Annual permits to run cattle in the Grays Lake and Camas national wildlife refuges will not be re-issued next year, says Chuck Peck, regional wildlife manager with the Fish and Wildlife Service in Pocatello. The agency will also soon decide when to terminate grazing at the Minidoka and Bear Lake refuges, Peck says. Hay-cutting privileges on the refuges will be restricted in the future as well, he says.
The decision is the direct result of the Interior Department's settlement of a lawsuit brought by environmental groups over incompatible uses at nine refuges, including seven in the West (HCN, 11/15/93). Under the settlement, the agency has a year to modify, eliminate or justify all secondary uses that harm wildlife, as identified by the agency in a 1990 survey.
Local hunters and environmentalists hailed the move. The national wildlife refuges are the "nation's crown jewels established to conserve the country's wildlife," says Jim Waltman, a wildlife specialist with the National Audubon Society. "They were never intended for multiple use."
Eric Krasa, a spokesman for Pheasants Forever in Pocatello, says the Idaho refuges provide important habitat for nesting and migrating waterfowl and game birds. "They're indispensable," says Krasa.
But the 25 ranchers who have grazed cattle on the refuges since the 1960s say some will be forced into bankruptcy. Many feel betrayed since they sold their land to the Fish and Wildlife Service to help create the refuges.
"I finally sold them 400 acres," says Reed Humphrey, a rancher from Grays Lake. "They promised we'd have grazing and haying rights on these lands forever." Humphrey, who has been running cattle on his ranch since 1950, says he'll lose 90 percent of his summer pasture and be forced out of business if he can't graze the refuge.

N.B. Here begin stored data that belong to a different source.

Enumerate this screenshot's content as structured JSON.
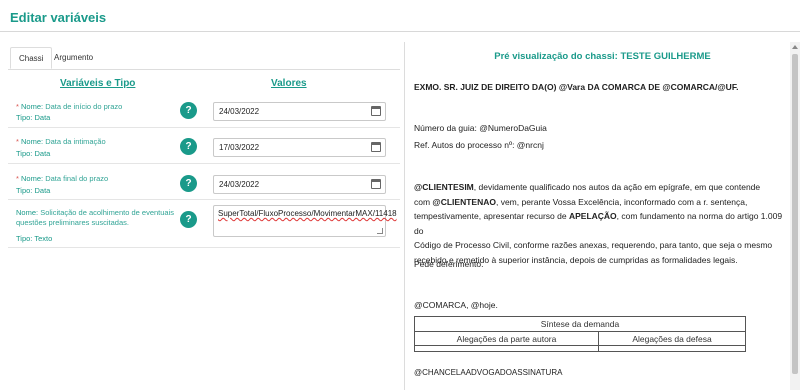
{
  "page_title": "Editar variáveis",
  "tabs": [
    {
      "label": "Chassi",
      "active": true
    },
    {
      "label": "Argumento",
      "active": false
    }
  ],
  "columns": {
    "variables": "Variáveis e Tipo",
    "values": "Valores"
  },
  "fields": [
    {
      "required_mark": "*",
      "name_key": "Nome:",
      "name": "Data de início do prazo",
      "type_key": "Tipo:",
      "type": "Data",
      "value": "24/03/2022",
      "control": "date"
    },
    {
      "required_mark": "*",
      "name_key": "Nome:",
      "name": "Data da intimação",
      "type_key": "Tipo:",
      "type": "Data",
      "value": "17/03/2022",
      "control": "date"
    },
    {
      "required_mark": "*",
      "name_key": "Nome:",
      "name": "Data final do prazo",
      "type_key": "Tipo:",
      "type": "Data",
      "value": "24/03/2022",
      "control": "date"
    },
    {
      "required_mark": "",
      "name_key": "Nome:",
      "name": "Solicitação de acolhimento de eventuais questões preliminares suscitadas.",
      "type_key": "Tipo:",
      "type": "Texto",
      "value": "SuperTotal/FluxoProcesso/MovimentarMAX/11418",
      "control": "textarea"
    }
  ],
  "help_icon_glyph": "?",
  "preview": {
    "title": "Pré visualização do chassi: TESTE GUILHERME",
    "header_line": "EXMO. SR. JUIZ DE DIREITO DA(O) @Vara DA COMARCA DE @COMARCA/@UF.",
    "guide_number": "Número da guia: @NumeroDaGuia",
    "process_ref": "Ref. Autos do processo nº: @nrcnj",
    "paragraph_lines": [
      {
        "bold": "@CLIENTESIM",
        "text": ", devidamente qualificado nos autos da ação em epígrafe, em que contende"
      },
      {
        "pre": "com ",
        "bold": "@CLIENTENAO",
        "text": ", vem, perante Vossa Excelência, inconformado com a r. sentença,"
      },
      {
        "pre": "tempestivamente, apresentar recurso de ",
        "bold": "APELAÇÃO",
        "text": ", com fundamento na norma do artigo 1.009 do"
      },
      {
        "text": "Código de Processo Civil, conforme razões anexas, requerendo, para tanto, que seja o mesmo"
      },
      {
        "text": "recebido e remetido à superior instância, depois de cumpridas as formalidades legais."
      }
    ],
    "closing": "Pede deferimento.",
    "place_date": "@COMARCA, @hoje.",
    "synthesis_table": {
      "title": "Síntese da demanda",
      "headers": [
        "Alegações da parte autora",
        "Alegações da defesa"
      ]
    },
    "signature": "@CHANCELAADVOGADOASSINATURA"
  },
  "colors": {
    "accent": "#1a9a8a",
    "required": "#d9534f"
  },
  "icons": [
    "help-icon",
    "calendar-icon",
    "resize-handle-icon"
  ]
}
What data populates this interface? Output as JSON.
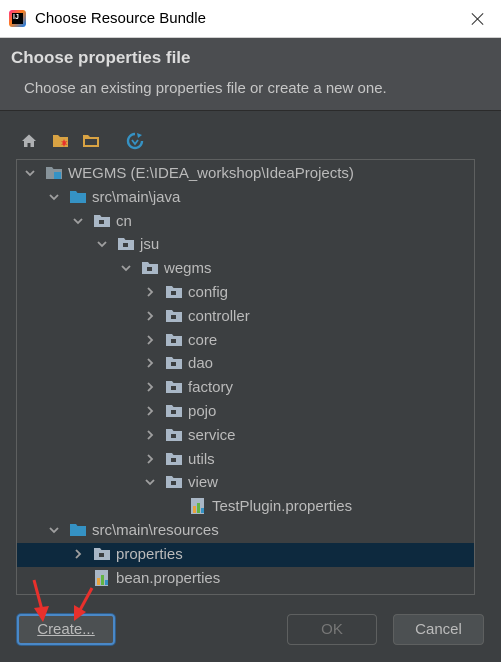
{
  "window": {
    "title": "Choose Resource Bundle"
  },
  "header": {
    "title": "Choose properties file",
    "subtitle": "Choose an existing properties file or create a new one."
  },
  "toolbar": {
    "icons": [
      "home-icon",
      "new-folder-icon",
      "folder-icon",
      "refresh-icon"
    ]
  },
  "tree": {
    "items": [
      {
        "label": "WEGMS (E:\\IDEA_workshop\\IdeaProjects)",
        "depth": 0,
        "expanded": true,
        "type": "module"
      },
      {
        "label": "src\\main\\java",
        "depth": 1,
        "expanded": true,
        "type": "source-root"
      },
      {
        "label": "cn",
        "depth": 2,
        "expanded": true,
        "type": "package"
      },
      {
        "label": "jsu",
        "depth": 3,
        "expanded": true,
        "type": "package"
      },
      {
        "label": "wegms",
        "depth": 4,
        "expanded": true,
        "type": "package"
      },
      {
        "label": "config",
        "depth": 5,
        "expanded": false,
        "type": "package"
      },
      {
        "label": "controller",
        "depth": 5,
        "expanded": false,
        "type": "package"
      },
      {
        "label": "core",
        "depth": 5,
        "expanded": false,
        "type": "package"
      },
      {
        "label": "dao",
        "depth": 5,
        "expanded": false,
        "type": "package"
      },
      {
        "label": "factory",
        "depth": 5,
        "expanded": false,
        "type": "package"
      },
      {
        "label": "pojo",
        "depth": 5,
        "expanded": false,
        "type": "package"
      },
      {
        "label": "service",
        "depth": 5,
        "expanded": false,
        "type": "package"
      },
      {
        "label": "utils",
        "depth": 5,
        "expanded": false,
        "type": "package"
      },
      {
        "label": "view",
        "depth": 5,
        "expanded": true,
        "type": "package"
      },
      {
        "label": "TestPlugin.properties",
        "depth": 6,
        "type": "properties"
      },
      {
        "label": "src\\main\\resources",
        "depth": 1,
        "expanded": true,
        "type": "resource-root"
      },
      {
        "label": "properties",
        "depth": 2,
        "expanded": false,
        "type": "package",
        "selected": true
      },
      {
        "label": "bean.properties",
        "depth": 2,
        "type": "properties"
      }
    ]
  },
  "buttons": {
    "create": "Create...",
    "ok": "OK",
    "cancel": "Cancel"
  },
  "colors": {
    "dialog_bg": "#3c3f41",
    "header_bg": "#4b4d50",
    "selection": "#0d293e",
    "folder_blue": "#3592c4",
    "focus_border": "#4a88c7",
    "annotation_red": "#e8302c"
  }
}
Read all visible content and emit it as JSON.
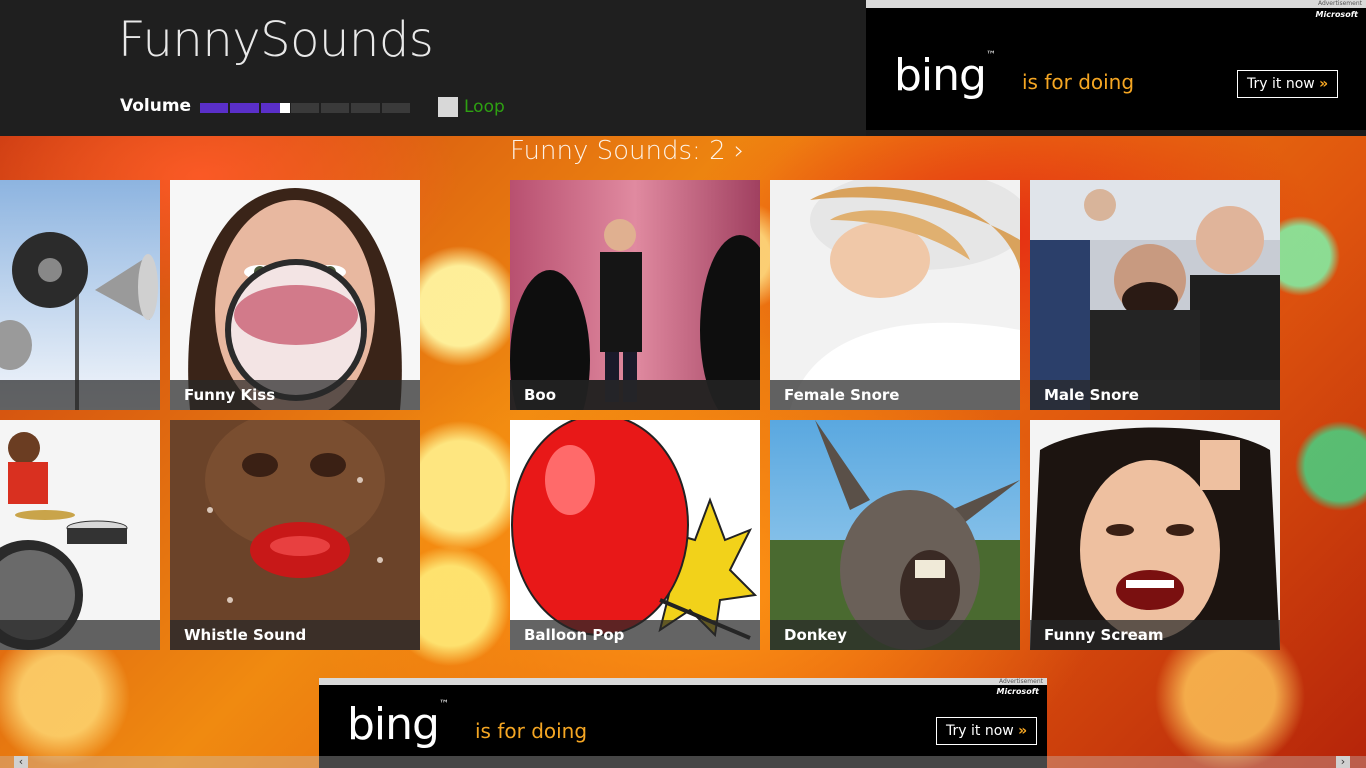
{
  "app": {
    "title": "FunnySounds"
  },
  "controls": {
    "volume_label": "Volume",
    "volume_level": 0.4,
    "loop_label": "Loop",
    "loop_checked": false,
    "accent_color": "#5a2fc9",
    "loop_color": "#2ea012"
  },
  "ads": {
    "top": {
      "tag": "Advertisement",
      "brand": "Microsoft",
      "logo": "bing",
      "tagline": "is for doing",
      "cta": "Try it now",
      "cta_icon": "double-chevron-right-icon"
    },
    "bottom": {
      "tag": "Advertisement",
      "brand": "Microsoft",
      "logo": "bing",
      "tagline": "is for doing",
      "cta": "Try it now",
      "cta_icon": "double-chevron-right-icon"
    }
  },
  "group": {
    "title": "Funny Sounds: 2",
    "chevron": "›"
  },
  "tiles_left": [
    {
      "label": "",
      "image": "loudspeakers"
    },
    {
      "label": "Funny Kiss",
      "image": "woman-kiss-magnifier"
    },
    {
      "label": "",
      "image": "child-drummer"
    },
    {
      "label": "Whistle Sound",
      "image": "red-lips-whistle"
    }
  ],
  "tiles_right": [
    {
      "label": "Boo",
      "image": "stage-performer"
    },
    {
      "label": "Female Snore",
      "image": "sleeping-woman"
    },
    {
      "label": "Male Snore",
      "image": "sleeping-man-plane"
    },
    {
      "label": "Balloon Pop",
      "image": "red-balloon"
    },
    {
      "label": "Donkey",
      "image": "braying-donkey"
    },
    {
      "label": "Funny Scream",
      "image": "screaming-woman"
    }
  ]
}
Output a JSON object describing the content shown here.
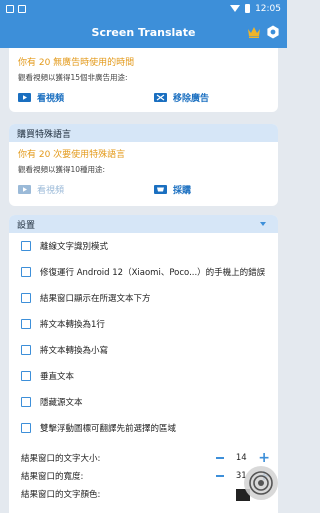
{
  "status_bar": {
    "time": "12:05"
  },
  "app_bar": {
    "title": "Screen Translate"
  },
  "colors": {
    "accent": "#3d8fd9",
    "warning": "#e39a1b",
    "link": "#1a6fc0"
  },
  "ad_card": {
    "line1": "你有 20 無廣告時使用的時間",
    "line2": "觀看視頻以獲得15個非廣告用途:",
    "watch_label": "看視頻",
    "remove_ads_label": "移除廣告"
  },
  "language_card": {
    "header": "購買特殊語言",
    "line1": "你有 20 次要使用特殊語言",
    "line2": "觀看視頻以獲得10種用途:",
    "watch_label": "看視頻",
    "purchase_label": "採購"
  },
  "settings_card": {
    "header": "設置",
    "options": [
      "離線文字識別模式",
      "修復運行 Android 12（Xiaomi、Poco...）的手機上的錯誤",
      "結果窗口顯示在所選文本下方",
      "將文本轉換為1行",
      "將文本轉換為小寫",
      "垂直文本",
      "隱藏源文本",
      "雙擊浮動圖標可翻譯先前選擇的區域"
    ],
    "text_size_label": "結果窗口的文字大小:",
    "text_size_value": "14",
    "width_label": "結果窗口的寬度:",
    "width_value": "31",
    "text_color_label": "結果窗口的文字顏色:",
    "text_color": "#222222"
  }
}
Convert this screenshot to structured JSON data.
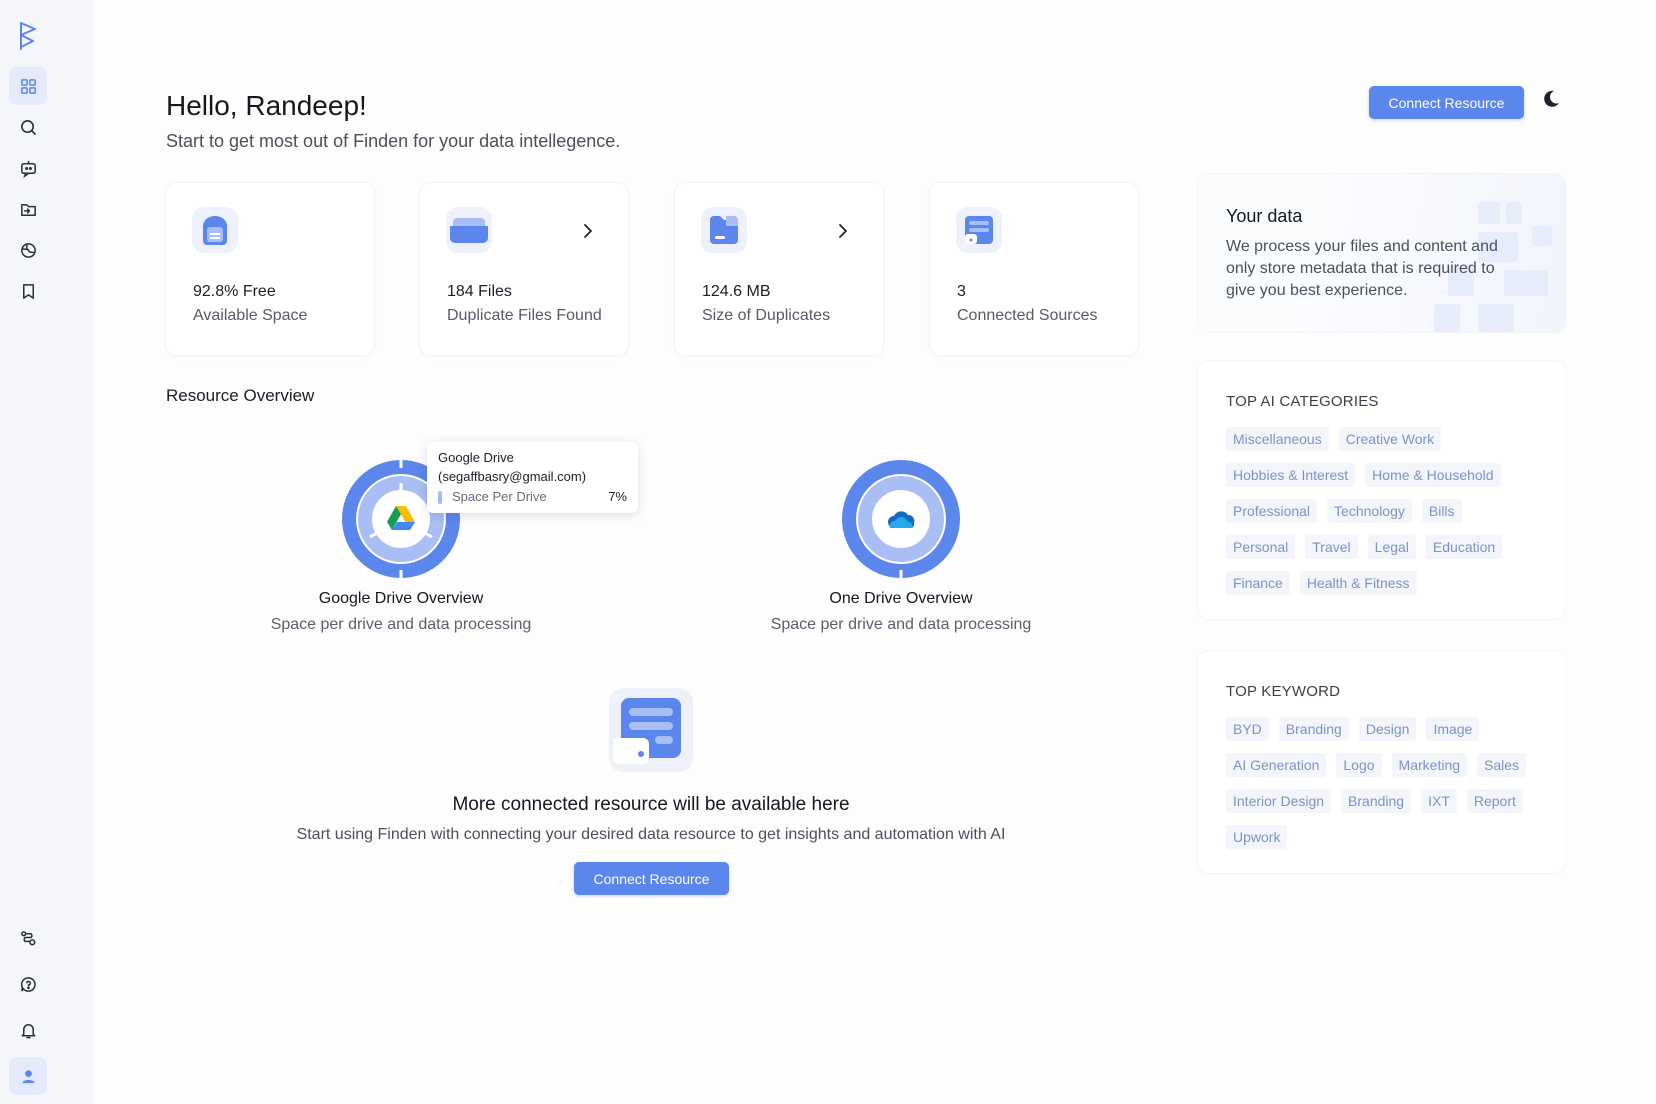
{
  "header": {
    "greeting": "Hello, Randeep!",
    "subtitle": "Start to get most out of Finden for your data intellegence.",
    "connect_label": "Connect Resource"
  },
  "sidebar": {
    "top_items": [
      "dashboard",
      "search",
      "assistant",
      "files",
      "globe",
      "bookmarks"
    ],
    "bottom_items": [
      "integrations",
      "help",
      "notifications",
      "profile"
    ]
  },
  "stats": [
    {
      "value": "92.8% Free",
      "label": "Available Space"
    },
    {
      "value": "184 Files",
      "label": "Duplicate Files Found"
    },
    {
      "value": "124.6 MB",
      "label": "Size of Duplicates"
    },
    {
      "value": "3",
      "label": "Connected Sources"
    }
  ],
  "resource_overview": {
    "title": "Resource Overview",
    "drives": [
      {
        "title": "Google Drive Overview",
        "subtitle": "Space per drive and data processing",
        "usage_percent": 7
      },
      {
        "title": "One Drive Overview",
        "subtitle": "Space per drive and data processing"
      }
    ],
    "tooltip": {
      "title": "Google Drive",
      "account": "(segaffbasry@gmail.com)",
      "series": "Space Per Drive",
      "value": "7%"
    }
  },
  "empty_state": {
    "title": "More connected resource will be available here",
    "subtitle": "Start using Finden with connecting your desired data resource to get insights and automation with AI",
    "button_label": "Connect Resource"
  },
  "your_data": {
    "title": "Your data",
    "text": "We process your files and content and only store metadata that is required to give you best experience."
  },
  "top_ai_categories": {
    "title": "TOP AI CATEGORIES",
    "chips": [
      "Miscellaneous",
      "Creative Work",
      "Hobbies & Interest",
      "Home & Household",
      "Professional",
      "Technology",
      "Bills",
      "Personal",
      "Travel",
      "Legal",
      "Education",
      "Finance",
      "Health & Fitness"
    ]
  },
  "top_keyword": {
    "title": "TOP KEYWORD",
    "chips": [
      "BYD",
      "Branding",
      "Design",
      "Image",
      "AI Generation",
      "Logo",
      "Marketing",
      "Sales",
      "Interior Design",
      "Branding",
      "IXT",
      "Report",
      "Upwork"
    ]
  },
  "colors": {
    "accent": "#5b86ec",
    "chip_text": "#7c93c7",
    "chip_bg": "#f3f5fb",
    "sidebar_bg": "#f5f6fa"
  }
}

Peck says that if the ranchers were ever told they could graze on the refuges forever, they were misled. The Fish and Wildlife Service is required by law to manage for the dominant use, he says, which in the case of these refuges is waterfowl production. Any use of the refuge that is incompatible with waterfowl production is illegal.
Grays Lake rancher Dave Smith says he believes grazing is compatible. "I think cattle enhance (bird habitat)." Birds that like tall grass can use ground that hasn't been grazed, while birds that like short grass can use ground that is grazed, Smith says. "They can just pick and choose what they want."
The agency's Peck says cattle might benefit birds in some cases, but not at Grays Lake. "If you graze early in the spring and summer, you get regrowth of the cover, but the problem is you are trampling nests and spooking the birds."
Bill Davidson, former supervisor for the Idaho Fish and Game Department in Pocatello, says grazing can help some species, like geese, while hurting others, like ducks. But until somebody conducts a study that shows grazing helps birds, he says, the cattle should stay off the refuges.
The writer lives in Pocatello, Idaho.